Course in the EHU Module "Globalisation, the Economy and Sociology of Law" (1,5 ECTS)

Course content

This course promotes an understanding of law as a social institution, which is applied to public law (focusing on vertical relations between states and citizens, and non-citizens) as well as private law (focusing on horizontal relations between citizens, and non-citizens). Moreover, the course questions the very distinction of public and private, which developed against a certain intellectual background and has implications as to what is regarded the normal state of affairs: some matters being public and others private in nature. Therefore, the course is particularly interested in phenomena which illustrate the contingency of this distinction in the field of migration. Examples can be found in different fields, including the privatisation (deregulation) of public tasks to promote and control human mobility or the politicisation (regulation) of social organizations to counteract discrimination.

Learning Outcomes

By completing this course, students adopt an institutional perspective on migration and law. They will be able to describe the scope both of public law and private law within the governance of human mobility, distinguish their institutional features, and give examples of typical rules. They will be able to locate the public-private dichotomy in intellectual history and discuss its implications for labelling some aspects of social life as public and others as private. They will be able to point out concrete phenomena in which an institutional shift from public to private or from private to public is taking place.

Teaching methodology

Migration governance, border management and integration policies are some of the fields where we are witnessing the most relevant transformations of regulations criss-crossing lines between public and private law. The proliferation of international/transnational institutions that claim for the liberalization of human mobility, together with the increase of control devices for the purpose of containment of unwanted mobility, multilevel policies of integration, as well as bottom-up mobilization and solidarity movements are multiples faces of the same global phenomenon. The sociology of law and other complementary disciplines such as criminology or anthropology are privileged lenses to observe this phenomenon. Thus, the purpose of this course is to introduce how relevant notions about migration management regimes emerge in front of the classic sociology of migration regulation studies.

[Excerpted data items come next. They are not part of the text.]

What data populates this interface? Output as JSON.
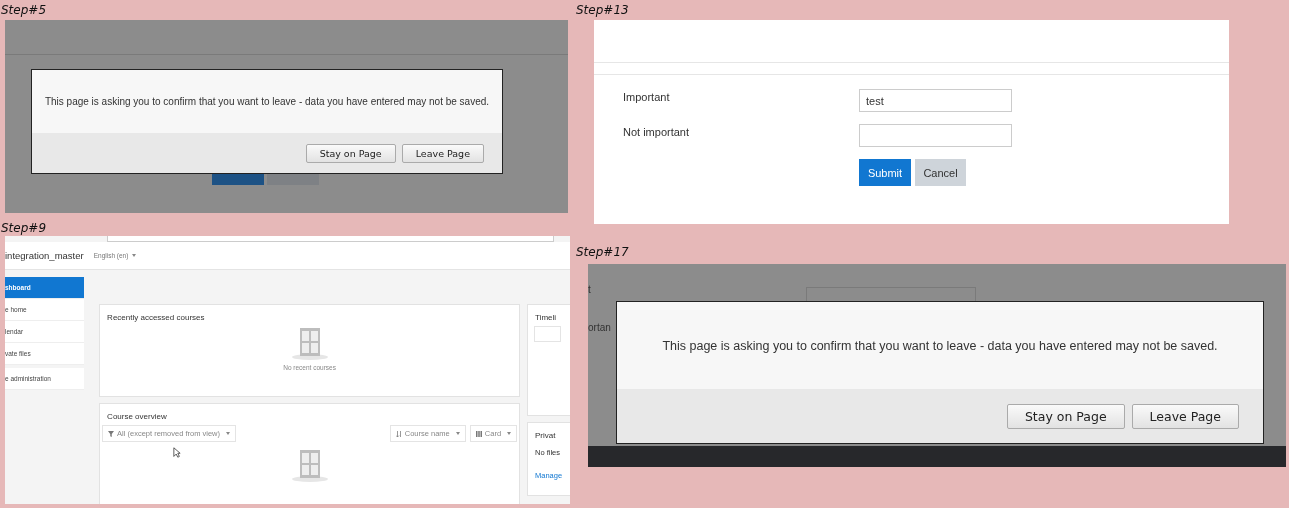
{
  "steps": [
    {
      "label": "Step#5"
    },
    {
      "label": "Step#9"
    },
    {
      "label": "Step#13"
    },
    {
      "label": "Step#17"
    }
  ],
  "step5": {
    "dialog": {
      "message": "This page is asking you to confirm that you want to leave - data you have entered may not be saved.",
      "buttons": [
        "Stay on Page",
        "Leave Page"
      ]
    }
  },
  "step9": {
    "site_name": "integration_master",
    "language": "English (en)",
    "nav": [
      {
        "label": "shboard",
        "selected": true
      },
      {
        "label": "e home",
        "selected": false
      },
      {
        "label": "lendar",
        "selected": false
      },
      {
        "label": "vate files",
        "selected": false
      },
      {
        "label": "e administration",
        "selected": false
      }
    ],
    "recent": {
      "title": "Recently accessed courses",
      "empty": "No recent courses"
    },
    "overview": {
      "title": "Course overview",
      "filter": "All (except removed from view)",
      "sort": "Course name",
      "view": "Card"
    },
    "timeline": {
      "title": "Timeli"
    },
    "private": {
      "title": "Privat",
      "empty": "No files",
      "link": "Manage"
    }
  },
  "step13": {
    "fields": [
      {
        "label": "Important",
        "value": "test"
      },
      {
        "label": "Not important"
      }
    ],
    "submit": "Submit",
    "cancel": "Cancel"
  },
  "step17": {
    "labels": [
      "t",
      "ortan"
    ],
    "dialog": {
      "message": "This page is asking you to confirm that you want to leave - data you have entered may not be saved.",
      "buttons": [
        "Stay on Page",
        "Leave Page"
      ]
    }
  }
}
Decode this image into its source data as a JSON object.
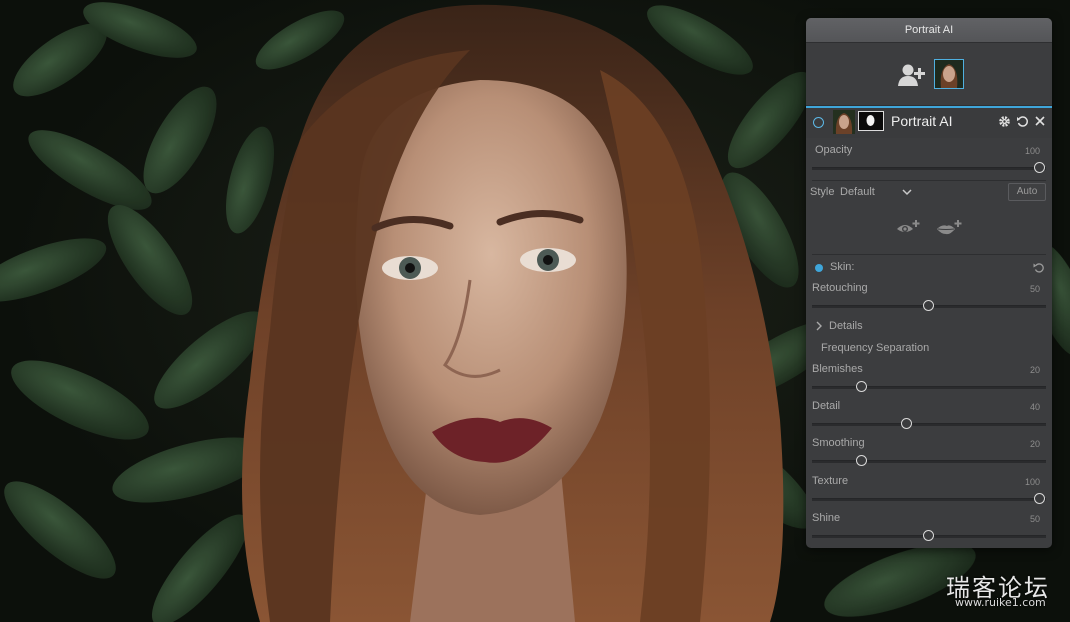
{
  "panel": {
    "title": "Portrait AI",
    "layer_name": "Portrait AI",
    "opacity": {
      "label": "Opacity",
      "value": "100",
      "level": 100
    },
    "style": {
      "label": "Style",
      "value": "Default",
      "auto_label": "Auto"
    },
    "skin": {
      "label": "Skin:",
      "retouching": {
        "label": "Retouching",
        "value": "50",
        "level": 50
      },
      "details_label": "Details",
      "freq_sep_label": "Frequency Separation",
      "sliders": [
        {
          "label": "Blemishes",
          "value": "20",
          "level": 20
        },
        {
          "label": "Detail",
          "value": "40",
          "level": 40
        },
        {
          "label": "Smoothing",
          "value": "20",
          "level": 20
        },
        {
          "label": "Texture",
          "value": "100",
          "level": 100
        },
        {
          "label": "Shine",
          "value": "50",
          "level": 50
        }
      ]
    }
  },
  "watermark": {
    "line1": "瑞客论坛",
    "line2": "www.ruike1.com"
  },
  "colors": {
    "accent": "#3fa6da",
    "panel_bg": "#3c3d3f",
    "title_bar": "#58595c"
  }
}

Research work in these areas is evolving both in approach and methodologies. Whether it is a master's dissertation or a financed project, it must have a section in which the techniques for obtaining information adjusted to the intended objectives and hypotheses are described. And our proposal goes through the combination of both quantitative techniques (data collection (and its problems) of human mobility, detentions/deportations, integration indicators…); as qualitative (interviews to migrants, police officers, policy makers, lawyers, judges, etc; ethnography in sites (International institutions, detention centres, courts, squares/streets…); bureaucratic documents as legal artefacts).

Finally, once completed the research, one of the main challenges that the researcher faces are the dissemination of these results, either in high-impact academic journals or in alternative publications that, due to their activist component, leave the main multinationals but have important diffusion quotas and political and social incidence. Moreover, border and control research can give rise to Alternative research outputs: documentaries, photography exhibitions, theatre plays, etc.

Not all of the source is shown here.